Изменить размер шрифта - +
Мишке показалось, будто зазвенел колокольчик, на котором не только трещины, царапины и то нет.

— Ну, ладно, хватит дурить, опомнись да поскорее впусти меня, — все еще смеясь, поторапливал его Велкович.

— Нет, нет!

— Старина, милый ты мой, я все объясню тебе, только впусти!

— Благодарю, но я не так доверчив. Столько денег, сколько я увидел у тебя, честным путем не заработаешь. Это я знаю. А все прочее меня не интересует. Духи волшебной лампы Аладдина могут проникнуть повсюду, только не в мою голову. Прошу тебя, удались, коли ты уж сбился с пути истинного. Довольствуйся тем, что твое пребывание здесь и без того запачкало меня, не перед самим собой, правда, но в глазах других.

— Я понимаю тебя, — ответил Дюри, — и даже восхищаюсь тем, как ты поступаешь. Я скверно пошутил, вот и расхлебываю теперь. Punctum . Но говорю же тебе, что я невинен, как новорожденный младенец!

— Не верю.

— Так выслушай хотя бы!

— Не буду слушать.

— Даже убийцу не осуждают без допроса.

— А я осуждаю тебя! — торжественно крикнул Мишка. — Отойди от меня, сатана!

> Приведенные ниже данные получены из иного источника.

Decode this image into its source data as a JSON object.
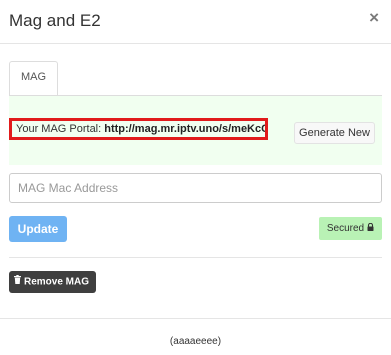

— Раз ты уж не впускаешь меня, так исполни хотя бы мою последнюю просьбу, — взмолился Дюри, — отвори окно, чтоб я просунул тебе одну бумагу.

— Зачем мне твоя бумага?

— Прочтешь, а коли не понравится, вернешь ее мне.

— Мне противно даже в руки взять ее.

— Если ты и тогда прогонишь, я без слов уйду навеки, но если…

— Что ты хочешь сказать этим «но если…»?

— Но если не захочешь читать, то, клянусь, сяду у тебя на пороге и не уйду отсюда живой, пока ты не выйдешь и не выслушаешь меня.

— Ладно. Кончим… Подойди с улицы, я отворю окно, всунь свою бумагу, ибо видеть тебя я не хочу. Я прочту ее, положу обратно, и ты сможешь ее взять.

Так и сделали. Дюри вышел на улицу и, разыскав из пачки бумаг, что лежала у него в кармане, один лист, поднялся на цыпочки и просунул его в щель зеленой ставни. Мишка Тоот услышал шорох бумаги, но все-таки не сразу подошел к окну, только чуть погодя протянул руку. Потом начал внимательна читать документ, составленный на немецком языке.

Но вот на его бледном лице появился румянец, и сердце громко забилось от радости. Вдруг он хлопнул бумагу об стол и, как был, без пиджака, жилета и шапки, выскочил на улицу к Дюри, бросился ему на шею, обнял его, потискал, расцеловал в обе щеки, потом схватил в охапку и, как тот ни протестовал, словно ребенка, понес в комнату.

— Ой, только не задуши! Все кости мне переломаешь. Пусти, прошу тебя! Я ведь только в коляске прокатиться хотел, а про такое средство передвижения не думал, не гадал. Но. Мишка нес его, словно пушинку, и все подыскивал слова извинений.

— Не сердись, — прошептал он, растроганный, — что я тебя оскорбил.

— Кошку ты оскорбил, а не меня. Буду я обращать внимание на твои оскорбления!

— А теперь садись и рассказывай обо всем по порядку.

— Теперь я и слова не скажу, пока ты не набьешь мне трубку.

— И не набью, и не подумаю, хоть бы ты навеки замолк. Я набивал трубку бедняку-приятелю, а набобу прислуживать не стану.

— Ладно, тогда я сам набью, хотя она и не будет куриться, как надо.

Они закурили, усевшись друг против друга за стол, уставленный моделями трубок. И Дюри Велкович рассказал другу о своей удаче.

— Удрал я от своего графа в Ишле, в первые дни июня, и прямиком направился в Вену, чтобы оттуда поплыть в Пешт. Было у меня всего двадцать форинтов.